Secure Boot 2023 e la scadenza dei certificati di avvio
Uno degli aspetti tecnicamente più rilevanti dell’aggiornamento riguarda il meccanismo di verifica dell’avvio del sistema. Microsoft continua infatti la distribuzione dei nuovi certificati Secure Boot introdotti nel 2023, destinati a sostituire quelli originari del 2011.
I vecchi certificati Secure Boot inizieranno a scadere a giugno 2026. Senza l’aggiornamento delle chiavi di fiducia, alcuni sistemi potrebbero continuare ad avviarsi ma perdere parte delle protezioni contro codice malevolo a basso livello. Il processo di aggiornamento coinvolge il firmware UEFI e le catene di certificazione utilizzate per convalidare bootloader, driver iniziali e componenti di avvio.
Secure Boot opera proprio in questa fase preliminare del boot e blocca l’esecuzione di software non firmato o non autorizzato. L’obiettivo è impedire che malware avanzati, come bootkit o rootkit, possano prendere il controllo del sistema prima ancora che il sistema operativo e le difese antivirus siano in esecuzione.
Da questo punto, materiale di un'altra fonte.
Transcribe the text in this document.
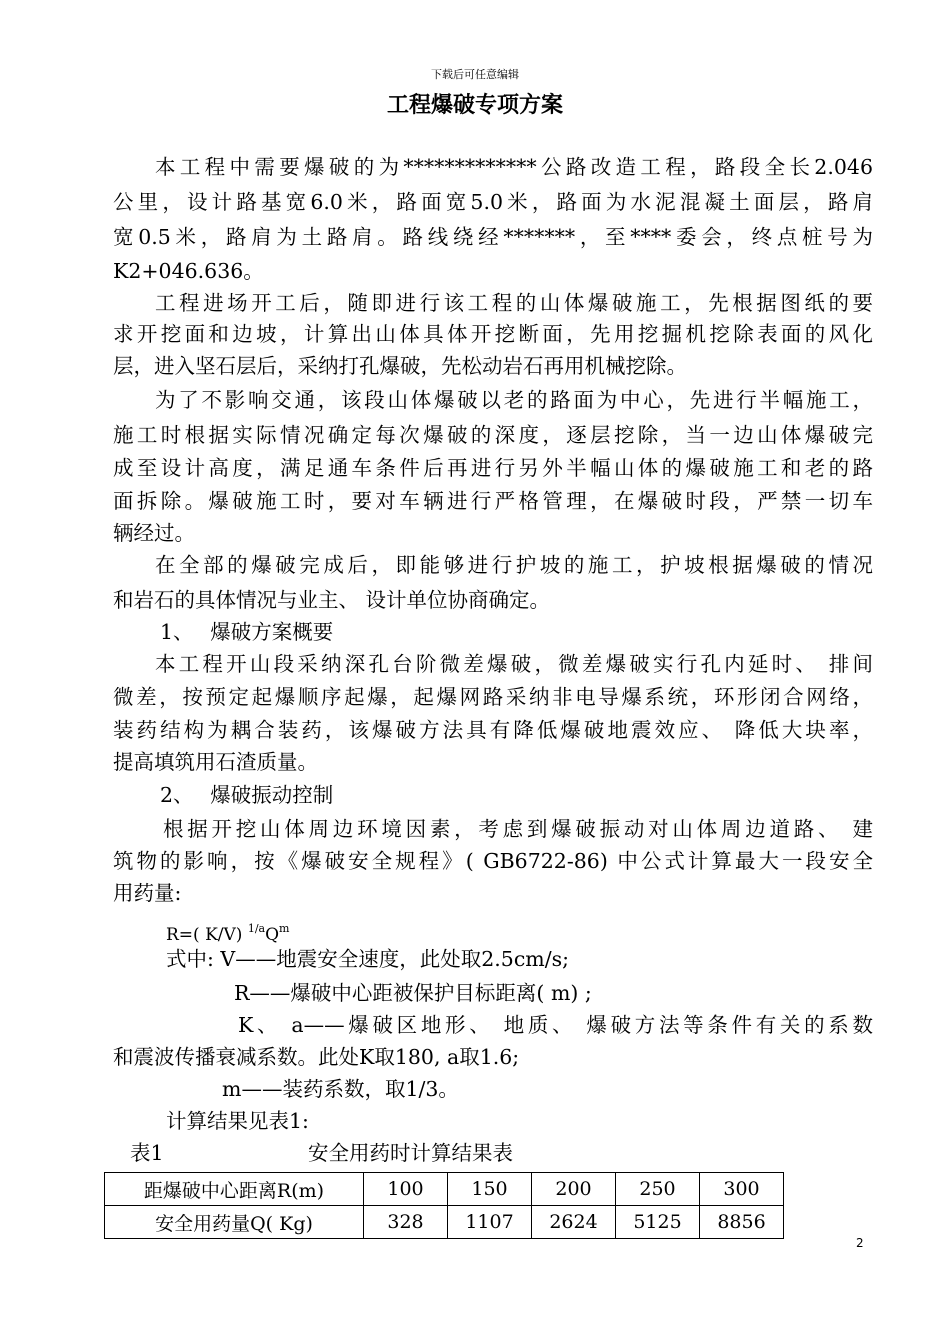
下载后可任意编辑
工程爆破专项方案
本工程中需要爆破的为*************公路改造工程，路段全长2.046
公里，设计路基宽6.0米，路面宽5.0米，路面为水泥混凝土面层，路肩
宽0.5米，路肩为土路肩。路线绕经*******，至****委会，终点桩号为
K2+046.636。
工程进场开工后，随即进行该工程的山体爆破施工，先根据图纸的要
求开挖面和边坡，计算出山体具体开挖断面，先用挖掘机挖除表面的风化
层，进入坚石层后，采纳打孔爆破，先松动岩石再用机械挖除。
为了不影响交通，该段山体爆破以老的路面为中心，先进行半幅施工，
施工时根据实际情况确定每次爆破的深度，逐层挖除，当一边山体爆破完
成至设计高度，满足通车条件后再进行另外半幅山体的爆破施工和老的路
面拆除。爆破施工时，要对车辆进行严格管理，在爆破时段，严禁一切车
辆经过。
在全部的爆破完成后，即能够进行护坡的施工，护坡根据爆破的情况
和岩石的具体情况与业主、 设计单位协商确定。
1、　 爆破方案概要
本工程开山段采纳深孔台阶微差爆破，微差爆破实行孔内延时、 排间
微差，按预定起爆顺序起爆，起爆网路采纳非电导爆系统，环形闭合网络，
装药结构为耦合装药，该爆破方法具有降低爆破地震效应、 降低大块率，
提高填筑用石渣质量。
2、　 爆破振动控制
根据开挖山体周边环境因素，考虑到爆破振动对山体周边道路、 建
筑物的影响，按《爆破安全规程》( GB6722-86) 中公式计算最大一段安全
用药量:
R=( K/V) $^{1/a}Q^m$
式中: V——地震安全速度，此处取2.5cm/s;
R——爆破中心距被保护目标距离( m) ;
K、 a——爆破区地形、 地质、 爆破方法等条件有关的系数
和震波传播衰减系数。此处K取180, a取1.6;
m——装药系数，取1/3。
计算结果见表1:
表1	安全用药时计算结果表
距爆破中心距离R(m)	100	150	200	250	300
安全用药量Q( Kg)	328	1107	2624	5125	8856
2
KB5078885 amplia la platea dei dispositivi che possono ricevere automaticamente i nuovi certificati. Microsoft utilizza dati diagnostici raccolti “sul campo” per identificare le macchine considerate affidabili e idonee all’installazione dei certificati aggiornati. Il meccanismo evita installazioni premature su sistemi che potrebbero non gestire correttamente il cambiamento della catena di fiducia.
Miglioramenti minori e correzioni di compatibilità
Oltre agli aspetti legati alla sicurezza, l’aggiornamento introduce alcune modifiche mirate alla stabilità e alla compatibilità del sistema.
Tra queste compare in Windows 10 una nuova finestra di avviso in Windows System Image Manager che richiede una conferma quando si selezionano file catalogo, in modo da verificare l’affidabilità della fonte.
Anche la funzione Cronologia file riceve una correzione che migliora il comportamento del backup nel Pannello di controllo. In precedenza il sistema poteva incontrare problemi nel salvare file con determinati caratteri Unicode.
Come ottenere l’aggiornamento dopo la fine del supporto
Molti utenti potrebbero non vedere KB5078885 tra gli aggiornamenti disponibili in Windows Update.
La causa principale riguarda la fine del supporto generale di Windows 10 avvenuta nell’ottobre 2025. Da quel momento il sistema riceve aggiornamenti di sicurezza solo se il dispositivo è registrato al programma ESU.
L’iscrizione può essere completata direttamente dalle impostazioni di Windows Update tramite la voce dedicata all’attivazione del programma. In ambito consumer la partecipazione al programma ESU fino al 13 ottobre 2026 è gratuita.
Microsoft segnala che l’aggiornamento KB5078885 non introduce problemi noti. In un contesto in cui Windows 10 rimane diffuso in molte infrastrutture, la disponibilità di patch come questa continua a rappresentare un passaggio fondamentale per ridurre la superficie di attacco dei sistemi ancora in produzione.